Joseph Hulihan - Chief Medical Officer
I think that it fits within the personalized medicine bucket. As Scott mentioned, depending on the signal from CDD, we may look more broadly at the biomarker across the developmental epilepsies, the genetic epilepsies and to further study the Allo-S hypothesis. And so between CDD and TSC, I think that will inform us well about what we do next in terms of where we go with pediatric developmental epilepsy.
Scott Braunstein - CEO, President & Director
My apologies that we didn't get to a few more calls. But we'll be available all after -- all day and afternoon to take questions later today. So operator, one more question, please.
Operator
We have a question from Michael Higgins, Ladenburg Thalmann.
Michael John Higgins - MD & Senior Biopharmaceuticals Equity Research Analyst
Congrats on the continued progress despite the challenging conditions. A couple of quick questions on the pipeline development. On Marigold, you mentioned the enrollment into the open-label extension is high. Can you give us some more detail as to how high that is, what rate it might be?
Scott Braunstein - CEO, President & Director
Thanks, Michael. I think starting off, I'd say we would expect in any study where there's not a lot of opportunities or treatments out there for children with a bad seizure disorder, we would expect the open-label numbers to be high. We're not giving those numbers specifically, but certainly, there's nothing that we've seen on the open-label side that makes us -- gives us reason for concern. And I think we have to take those results cautiously. I think on the discontinuation side, and that's an important one that we're also looking at, and we know the side effects and the tolerability of the drug extremely well. And again, we're very happy that we're not seeing anything that's surprising there. And I think one of the things we had in our trial design was a lot of flexibility around dosing, and so it's something, I think, the investigator community is very comfortable with as well. So it's all we're going to say right now, Michael, but thanks for the question.

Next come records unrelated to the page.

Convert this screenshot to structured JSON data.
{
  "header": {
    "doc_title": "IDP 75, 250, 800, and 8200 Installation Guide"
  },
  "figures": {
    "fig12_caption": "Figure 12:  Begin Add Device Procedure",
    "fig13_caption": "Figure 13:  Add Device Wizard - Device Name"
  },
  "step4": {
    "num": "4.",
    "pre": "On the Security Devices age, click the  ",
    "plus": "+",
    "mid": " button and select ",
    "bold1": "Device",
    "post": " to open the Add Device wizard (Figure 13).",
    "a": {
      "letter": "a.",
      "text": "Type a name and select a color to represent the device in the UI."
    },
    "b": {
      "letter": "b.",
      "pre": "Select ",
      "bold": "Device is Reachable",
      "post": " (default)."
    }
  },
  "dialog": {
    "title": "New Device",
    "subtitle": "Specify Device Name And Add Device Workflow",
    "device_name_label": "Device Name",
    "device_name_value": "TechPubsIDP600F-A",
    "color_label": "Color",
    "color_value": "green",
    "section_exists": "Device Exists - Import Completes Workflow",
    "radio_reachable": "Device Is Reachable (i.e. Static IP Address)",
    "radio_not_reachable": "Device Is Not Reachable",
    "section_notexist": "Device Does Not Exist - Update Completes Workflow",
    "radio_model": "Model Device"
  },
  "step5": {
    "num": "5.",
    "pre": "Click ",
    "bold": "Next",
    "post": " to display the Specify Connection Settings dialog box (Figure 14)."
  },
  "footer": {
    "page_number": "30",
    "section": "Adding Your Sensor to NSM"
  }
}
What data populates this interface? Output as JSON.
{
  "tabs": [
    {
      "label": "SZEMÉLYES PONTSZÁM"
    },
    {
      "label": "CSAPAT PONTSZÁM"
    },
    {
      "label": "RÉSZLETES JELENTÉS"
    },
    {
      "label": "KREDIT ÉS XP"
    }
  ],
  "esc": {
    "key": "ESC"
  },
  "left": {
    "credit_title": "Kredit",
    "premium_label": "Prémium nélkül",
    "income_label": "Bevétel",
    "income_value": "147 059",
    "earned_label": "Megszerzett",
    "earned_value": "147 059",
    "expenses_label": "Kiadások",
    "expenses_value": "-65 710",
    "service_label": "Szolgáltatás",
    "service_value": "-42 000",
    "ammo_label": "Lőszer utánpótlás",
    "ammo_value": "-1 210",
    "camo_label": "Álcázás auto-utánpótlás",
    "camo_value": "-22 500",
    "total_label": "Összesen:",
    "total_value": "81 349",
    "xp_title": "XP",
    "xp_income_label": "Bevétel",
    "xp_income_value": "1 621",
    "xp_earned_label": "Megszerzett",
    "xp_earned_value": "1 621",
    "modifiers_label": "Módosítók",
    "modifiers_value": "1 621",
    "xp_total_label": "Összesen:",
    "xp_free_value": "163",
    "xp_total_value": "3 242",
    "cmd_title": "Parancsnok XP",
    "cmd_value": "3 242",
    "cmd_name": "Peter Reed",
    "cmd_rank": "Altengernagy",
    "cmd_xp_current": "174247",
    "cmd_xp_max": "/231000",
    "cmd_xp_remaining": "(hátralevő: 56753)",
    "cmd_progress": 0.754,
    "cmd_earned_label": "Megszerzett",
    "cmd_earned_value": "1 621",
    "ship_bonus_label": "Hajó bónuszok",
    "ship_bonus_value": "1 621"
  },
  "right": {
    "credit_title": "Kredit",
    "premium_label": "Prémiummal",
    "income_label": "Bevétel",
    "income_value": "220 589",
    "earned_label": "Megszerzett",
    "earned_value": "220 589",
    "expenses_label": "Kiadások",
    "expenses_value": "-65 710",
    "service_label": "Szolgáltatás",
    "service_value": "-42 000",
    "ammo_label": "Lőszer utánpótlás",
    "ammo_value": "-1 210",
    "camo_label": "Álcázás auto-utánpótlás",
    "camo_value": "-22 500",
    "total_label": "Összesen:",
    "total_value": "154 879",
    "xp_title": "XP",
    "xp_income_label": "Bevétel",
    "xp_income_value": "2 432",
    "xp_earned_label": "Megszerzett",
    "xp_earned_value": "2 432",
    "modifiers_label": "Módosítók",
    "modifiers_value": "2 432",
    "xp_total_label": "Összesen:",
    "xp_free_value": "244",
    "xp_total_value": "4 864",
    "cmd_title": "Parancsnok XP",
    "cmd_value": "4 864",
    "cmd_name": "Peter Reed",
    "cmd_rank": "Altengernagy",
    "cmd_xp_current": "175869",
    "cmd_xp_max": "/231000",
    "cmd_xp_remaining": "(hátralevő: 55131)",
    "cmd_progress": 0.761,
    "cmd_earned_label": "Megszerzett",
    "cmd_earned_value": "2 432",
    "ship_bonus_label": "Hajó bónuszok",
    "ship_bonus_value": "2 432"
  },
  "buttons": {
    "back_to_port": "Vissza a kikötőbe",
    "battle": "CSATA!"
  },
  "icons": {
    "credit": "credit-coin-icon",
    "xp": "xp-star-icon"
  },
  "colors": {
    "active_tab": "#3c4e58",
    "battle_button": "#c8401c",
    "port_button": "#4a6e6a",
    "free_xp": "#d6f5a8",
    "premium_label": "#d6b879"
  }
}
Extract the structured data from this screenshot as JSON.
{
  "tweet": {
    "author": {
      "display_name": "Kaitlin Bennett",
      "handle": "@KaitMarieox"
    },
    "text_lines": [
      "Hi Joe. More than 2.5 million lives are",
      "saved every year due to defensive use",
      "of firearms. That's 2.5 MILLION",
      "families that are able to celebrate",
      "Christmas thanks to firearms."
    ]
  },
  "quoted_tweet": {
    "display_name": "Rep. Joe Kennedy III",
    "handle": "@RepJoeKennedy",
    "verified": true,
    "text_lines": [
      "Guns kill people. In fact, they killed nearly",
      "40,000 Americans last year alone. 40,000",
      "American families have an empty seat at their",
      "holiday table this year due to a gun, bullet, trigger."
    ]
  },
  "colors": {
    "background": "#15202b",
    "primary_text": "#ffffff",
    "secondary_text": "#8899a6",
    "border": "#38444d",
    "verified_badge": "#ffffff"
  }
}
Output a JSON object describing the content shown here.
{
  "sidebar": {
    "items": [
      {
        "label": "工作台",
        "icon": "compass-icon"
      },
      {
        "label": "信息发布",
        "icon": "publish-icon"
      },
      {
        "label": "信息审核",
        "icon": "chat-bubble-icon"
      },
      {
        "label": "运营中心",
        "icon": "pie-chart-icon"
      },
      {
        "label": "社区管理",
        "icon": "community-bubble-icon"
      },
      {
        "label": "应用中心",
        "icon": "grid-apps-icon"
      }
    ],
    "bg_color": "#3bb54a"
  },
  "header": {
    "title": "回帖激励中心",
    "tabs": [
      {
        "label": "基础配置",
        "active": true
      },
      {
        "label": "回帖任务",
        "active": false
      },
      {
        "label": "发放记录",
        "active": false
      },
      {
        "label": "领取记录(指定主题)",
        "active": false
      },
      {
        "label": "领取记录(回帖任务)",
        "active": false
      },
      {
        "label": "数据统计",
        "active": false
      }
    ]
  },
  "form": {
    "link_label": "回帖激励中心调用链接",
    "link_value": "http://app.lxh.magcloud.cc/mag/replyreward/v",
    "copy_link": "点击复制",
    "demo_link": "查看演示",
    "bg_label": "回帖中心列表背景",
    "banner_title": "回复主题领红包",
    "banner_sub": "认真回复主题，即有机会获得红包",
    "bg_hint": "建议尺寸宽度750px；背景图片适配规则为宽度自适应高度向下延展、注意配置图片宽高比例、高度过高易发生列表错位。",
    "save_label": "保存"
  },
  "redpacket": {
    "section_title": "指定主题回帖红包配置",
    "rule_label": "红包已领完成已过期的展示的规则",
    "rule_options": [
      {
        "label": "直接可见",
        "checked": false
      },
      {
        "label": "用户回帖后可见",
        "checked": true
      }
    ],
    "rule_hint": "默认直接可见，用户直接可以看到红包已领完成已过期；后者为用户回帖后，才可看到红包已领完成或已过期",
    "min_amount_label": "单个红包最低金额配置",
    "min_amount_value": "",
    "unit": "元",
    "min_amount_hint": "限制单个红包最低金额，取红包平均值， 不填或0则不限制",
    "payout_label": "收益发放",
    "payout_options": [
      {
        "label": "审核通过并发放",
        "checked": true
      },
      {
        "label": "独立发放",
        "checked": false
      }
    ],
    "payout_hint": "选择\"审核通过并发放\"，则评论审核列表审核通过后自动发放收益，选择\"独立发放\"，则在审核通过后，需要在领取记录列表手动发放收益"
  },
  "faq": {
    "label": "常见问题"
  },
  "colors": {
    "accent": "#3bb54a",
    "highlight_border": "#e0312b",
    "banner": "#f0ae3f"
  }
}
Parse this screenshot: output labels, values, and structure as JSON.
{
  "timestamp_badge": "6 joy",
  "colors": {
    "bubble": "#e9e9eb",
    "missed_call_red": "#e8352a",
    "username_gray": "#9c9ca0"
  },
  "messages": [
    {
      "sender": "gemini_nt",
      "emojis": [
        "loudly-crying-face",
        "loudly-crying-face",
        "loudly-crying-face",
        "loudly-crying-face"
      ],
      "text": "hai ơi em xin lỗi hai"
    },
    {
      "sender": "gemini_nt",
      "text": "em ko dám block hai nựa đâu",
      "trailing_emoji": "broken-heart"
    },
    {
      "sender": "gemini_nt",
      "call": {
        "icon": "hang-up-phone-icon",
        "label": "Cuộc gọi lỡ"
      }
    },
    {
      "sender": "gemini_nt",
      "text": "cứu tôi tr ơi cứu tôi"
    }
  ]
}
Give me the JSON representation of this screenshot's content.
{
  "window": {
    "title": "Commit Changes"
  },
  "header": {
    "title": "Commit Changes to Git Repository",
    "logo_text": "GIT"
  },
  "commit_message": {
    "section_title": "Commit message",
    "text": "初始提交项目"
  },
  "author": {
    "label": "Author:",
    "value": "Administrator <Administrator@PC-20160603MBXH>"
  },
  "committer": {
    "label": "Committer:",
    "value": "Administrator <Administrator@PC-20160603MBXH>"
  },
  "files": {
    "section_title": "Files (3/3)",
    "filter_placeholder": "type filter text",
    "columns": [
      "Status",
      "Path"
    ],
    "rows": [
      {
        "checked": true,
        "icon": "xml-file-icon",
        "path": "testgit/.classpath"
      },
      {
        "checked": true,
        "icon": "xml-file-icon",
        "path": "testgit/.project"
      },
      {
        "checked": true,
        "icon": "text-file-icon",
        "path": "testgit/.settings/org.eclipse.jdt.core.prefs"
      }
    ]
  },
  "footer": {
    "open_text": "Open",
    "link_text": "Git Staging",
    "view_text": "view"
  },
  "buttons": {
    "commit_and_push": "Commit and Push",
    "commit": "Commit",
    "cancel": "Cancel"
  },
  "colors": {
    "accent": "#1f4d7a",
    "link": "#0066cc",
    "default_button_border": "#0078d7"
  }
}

And operator, I'm going to just go to closing remarks. Okay? So I just want to thank you all for joining us today for our first quarterly conference call. 2020 will be an exciting milestone rich year for Marinus, and we thank you all for your continued support and confidence. We look forward to providing updates in the coming months as we advance ganaxolone to a potentially transformative treatment for rare and seizure disorders. Sasha has an upcoming event that she wanted to discuss with you, Sasha?
Sasha Damouni Ellis - VP of IR & Corporate Communication
Thanks, Scott. So on June 30, we will be showcasing our clinical efforts of ganaxolone to improve the current treatment landscape, and we'll highlight commercial updates and potential pipeline expansion opportunities during our virtual R&D Day. The event will include presentations from Marinus management, key opinion leaders and advocacy group. Thank you, everyone, for joining the call today.
Operator
This concludes today's teleconference. You may disconnect your lines at this time. Thank you for your participation, and be safe out there.